Who will make up the Obama administration is at the time of writing speculation, though we do know his Chief of Staff is Israeli army veteran Rahm Emanuel, popularly viewed as Likudist hawk and that his National Securtiy Adviser will be architect of the Mujahedeen Zbigniew Brzezinski.

Not only is Obama incapable of ushering in significant change, bar a few miserly reforms, but neither is there anyone he can bring to his administration capable of bringing the change that was so promised in his election campaign for no other reason that changers do not get confirmed by the Senate. There exist quite influential interest groups – the AIPAC, the military security complex, Wall Street etc to hinder the advancement of such undesirables

The hope many have in Obama to implement policies that will benefit the class that matters is misplaced. His political rawness means he will be manipulated by more experienced advisers, little different from the neo-cons, maybe even key figures from the Bush administration, and pressured by a corporate elite who funded his victory to execute policies that fit in with their own agenda.

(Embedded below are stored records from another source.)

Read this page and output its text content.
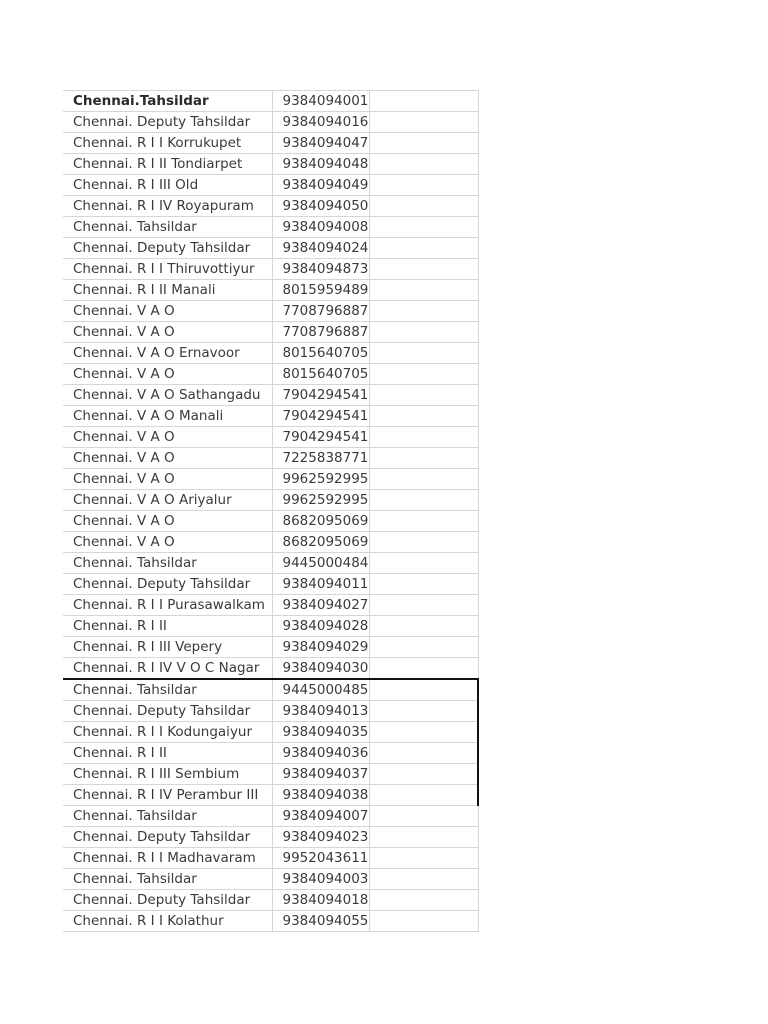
Chennai.Tahsildar	9384094001	
Chennai. Deputy Tahsildar	9384094016	
Chennai. R I I Korrukupet	9384094047	
Chennai. R I II Tondiarpet	9384094048	
Chennai. R I III Old	9384094049	
Chennai. R I IV Royapuram	9384094050	
Chennai. Tahsildar	9384094008	
Chennai. Deputy Tahsildar	9384094024	
Chennai. R I I Thiruvottiyur	9384094873	
Chennai. R I II Manali	8015959489	
Chennai. V A O	7708796887	
Chennai. V A O	7708796887	
Chennai. V A O Ernavoor	8015640705	
Chennai. V A O	8015640705	
Chennai. V A O Sathangadu	7904294541	
Chennai. V A O Manali	7904294541	
Chennai. V A O	7904294541	
Chennai. V A O	7225838771	
Chennai. V A O	9962592995	
Chennai. V A O Ariyalur	9962592995	
Chennai. V A O	8682095069	
Chennai. V A O	8682095069	
Chennai. Tahsildar	9445000484	
Chennai. Deputy Tahsildar	9384094011	
Chennai. R I I Purasawalkam	9384094027	
Chennai. R I II	9384094028	
Chennai. R I III Vepery	9384094029	
Chennai. R I IV V O C Nagar	9384094030	
Chennai. Tahsildar	9445000485	
Chennai. Deputy Tahsildar	9384094013	
Chennai. R I I Kodungaiyur	9384094035	
Chennai. R I II	9384094036	
Chennai. R I III Sembium	9384094037	
Chennai. R I IV Perambur III	9384094038	
Chennai. Tahsildar	9384094007	
Chennai. Deputy Tahsildar	9384094023	
Chennai. R I I Madhavaram	9952043611	
Chennai. Tahsildar	9384094003	
Chennai. Deputy Tahsildar	9384094018	
Chennai. R I I Kolathur	9384094055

The outcome of US elections carries one truth: namely that whichever candidate becomes president, he has but one remit once in office – to further the interests of the US corporate elite. It’s just not a feasible option for any newly elected president to entertain any idea other than guaranteeing a safe playing field for the domestic profit machine and doing what’s needed to try to ensure the US maintains its global hegemonic status.